China’s factories struggle without key import: foreign talent

TOKYO — Even after China’s internal lockdowns are lifted, some makers of electronic parts remain cut off from a vital resource for expanding production: international talent.

Engineers from Japan, the U.S. and other countries play a crucial part in installing new factory equipment, but travel restrictions have complicated the trip to their Chinese clients.

Such delays matter for the assembly of consumer electronics in China and beyond given the country’s outsize role in supply chains for such devices as Apple’s iPhones and Nikon cameras.

While citizens of the Chinese city of Wuhan celebrated the lifting of the 76-day lockdown earlier this month, one major tech company with a factory there was burdened with the uncertainty that lay ahead.

China’s leading LCD panel maker, BOE Technology Group, has been unable to carry out a planned expansion of its cutting-edge factory in Wuhan because Japanese technology advisers have returned home due to the coronavirus. Without the advisers, the plant cannot install its latest machinery.

A flexible screen developed by China’s BOE. The company aims to expand production, but with foreign technicians unable to help with production equipment, those plans will be delayed. (Photo courtesy of BOE)

BOE accounts for a fifth of the global market for LCD panels for TVs. By the end of the year, its Wuhan plant was expected to be capable of processing about 90,000 glass substrates per month. But with Chinese authorities barring most foreigners from entry in late March, even those with existing visas, it is unclear when the Japanese technicians will return. 

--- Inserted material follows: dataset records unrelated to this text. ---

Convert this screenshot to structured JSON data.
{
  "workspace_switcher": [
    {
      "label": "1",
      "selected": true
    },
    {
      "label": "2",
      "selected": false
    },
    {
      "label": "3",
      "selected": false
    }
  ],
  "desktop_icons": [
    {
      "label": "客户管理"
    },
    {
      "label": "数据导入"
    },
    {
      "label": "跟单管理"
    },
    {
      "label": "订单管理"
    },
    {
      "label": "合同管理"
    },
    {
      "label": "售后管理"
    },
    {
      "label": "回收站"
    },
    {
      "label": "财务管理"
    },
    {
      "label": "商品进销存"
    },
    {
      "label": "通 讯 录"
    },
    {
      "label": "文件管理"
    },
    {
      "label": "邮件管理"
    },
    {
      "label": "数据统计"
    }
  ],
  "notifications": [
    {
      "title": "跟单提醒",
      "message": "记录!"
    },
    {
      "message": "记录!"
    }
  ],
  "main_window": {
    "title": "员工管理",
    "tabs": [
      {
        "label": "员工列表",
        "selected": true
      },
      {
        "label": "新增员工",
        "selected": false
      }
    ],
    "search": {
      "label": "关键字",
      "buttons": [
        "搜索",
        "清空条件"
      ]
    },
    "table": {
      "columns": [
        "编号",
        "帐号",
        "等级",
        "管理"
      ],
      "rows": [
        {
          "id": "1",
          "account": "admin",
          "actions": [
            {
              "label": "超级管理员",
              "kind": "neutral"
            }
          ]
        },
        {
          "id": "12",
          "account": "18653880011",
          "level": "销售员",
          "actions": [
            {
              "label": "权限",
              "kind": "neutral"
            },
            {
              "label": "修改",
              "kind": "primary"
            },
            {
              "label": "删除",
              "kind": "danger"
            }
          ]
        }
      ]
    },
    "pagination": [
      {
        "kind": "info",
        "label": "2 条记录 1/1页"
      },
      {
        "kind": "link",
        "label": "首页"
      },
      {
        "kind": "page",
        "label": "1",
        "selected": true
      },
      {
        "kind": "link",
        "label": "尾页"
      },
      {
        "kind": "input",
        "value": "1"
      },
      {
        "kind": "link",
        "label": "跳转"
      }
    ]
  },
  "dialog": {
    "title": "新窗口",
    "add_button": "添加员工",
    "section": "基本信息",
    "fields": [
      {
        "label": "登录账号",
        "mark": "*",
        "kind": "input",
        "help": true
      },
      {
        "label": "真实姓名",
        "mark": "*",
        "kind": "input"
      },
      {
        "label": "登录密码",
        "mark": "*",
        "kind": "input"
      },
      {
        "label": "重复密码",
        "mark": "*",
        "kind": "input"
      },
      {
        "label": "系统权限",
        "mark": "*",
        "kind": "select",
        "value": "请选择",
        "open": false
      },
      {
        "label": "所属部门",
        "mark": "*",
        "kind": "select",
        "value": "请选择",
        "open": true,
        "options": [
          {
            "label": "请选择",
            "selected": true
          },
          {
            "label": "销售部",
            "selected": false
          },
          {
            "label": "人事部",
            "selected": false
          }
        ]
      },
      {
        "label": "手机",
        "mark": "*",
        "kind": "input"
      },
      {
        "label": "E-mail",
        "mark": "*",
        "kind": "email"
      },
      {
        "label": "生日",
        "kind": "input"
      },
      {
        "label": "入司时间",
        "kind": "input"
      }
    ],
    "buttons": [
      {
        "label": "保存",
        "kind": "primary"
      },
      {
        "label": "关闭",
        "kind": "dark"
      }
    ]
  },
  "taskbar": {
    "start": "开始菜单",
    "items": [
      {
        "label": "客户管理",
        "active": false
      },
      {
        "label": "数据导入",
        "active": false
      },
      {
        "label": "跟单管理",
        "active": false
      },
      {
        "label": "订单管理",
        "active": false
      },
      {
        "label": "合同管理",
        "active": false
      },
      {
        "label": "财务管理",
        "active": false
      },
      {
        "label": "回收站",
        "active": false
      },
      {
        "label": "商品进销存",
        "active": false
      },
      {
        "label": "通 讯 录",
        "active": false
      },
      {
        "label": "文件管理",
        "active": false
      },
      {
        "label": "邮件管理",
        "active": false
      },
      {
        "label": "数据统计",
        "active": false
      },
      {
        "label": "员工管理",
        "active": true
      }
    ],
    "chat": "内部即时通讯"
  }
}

“It’s going be difficult to travel for some time,” said a person connected with an equipment manufacturer. 

Specialized engineers are essential for building production lines for electronic components, which demand rigorous precision. Production lines already place at BOE’s Wuhan site are operational, but expansion work has stalled.

If the situation continues, the plant’s annual production capacity “is likely to be two-thirds of its original plan,” according to Yoshio Tamura, the Asia head of U.S. market research firm Display Supply Chain Consultants.

BOE is not the only manufacturer feeling the impact of travel restrictions. South Korea’s Samsung Electronics launched a new memory chip plant in Xian, China, last month, its second in the city. Technicians from Japan were supposed to help install equipment, but Chinese and Japanese travel restrictions have thrown up hurdles to their arrival. 

Netherlands-based ASML, the world’s largest maker of semiconductor etching systems, has reportedly delayed shipments owing to travel restrictions and logistics problems created by the coronavirus pandemic. 

Chinese chipmaker Tsinghua Unigroup’s Wuhan semiconductor plant is operating, but its expansion plans are reportedly at risk of delay.

Such delays ultimately hit production of consumer electronics. Panasonic is out of stock for some models of its Let’s Note laptop computer series because of difficulty procuring Chinese-maded parts. Nikon postponed the March launch of its high-end D6 camera for sports photography to sometime next month, apparently for the same reason.

Finished products are often assembled outside of China, but many parts are dependent on the country, leading to concerns about the future of product supply. According to private sector estimates, the delay in setting up new production for LCD panels will reduce the supply capacity for TVs by 4% in 2020.

China has been urgently strengthening its electronic component industry. It holds about half the world’s production capacity for displays once factories from overseas interests are included. Several large-scale projects utilizing government subsidies are underway to ensure the domestic production of semiconductors.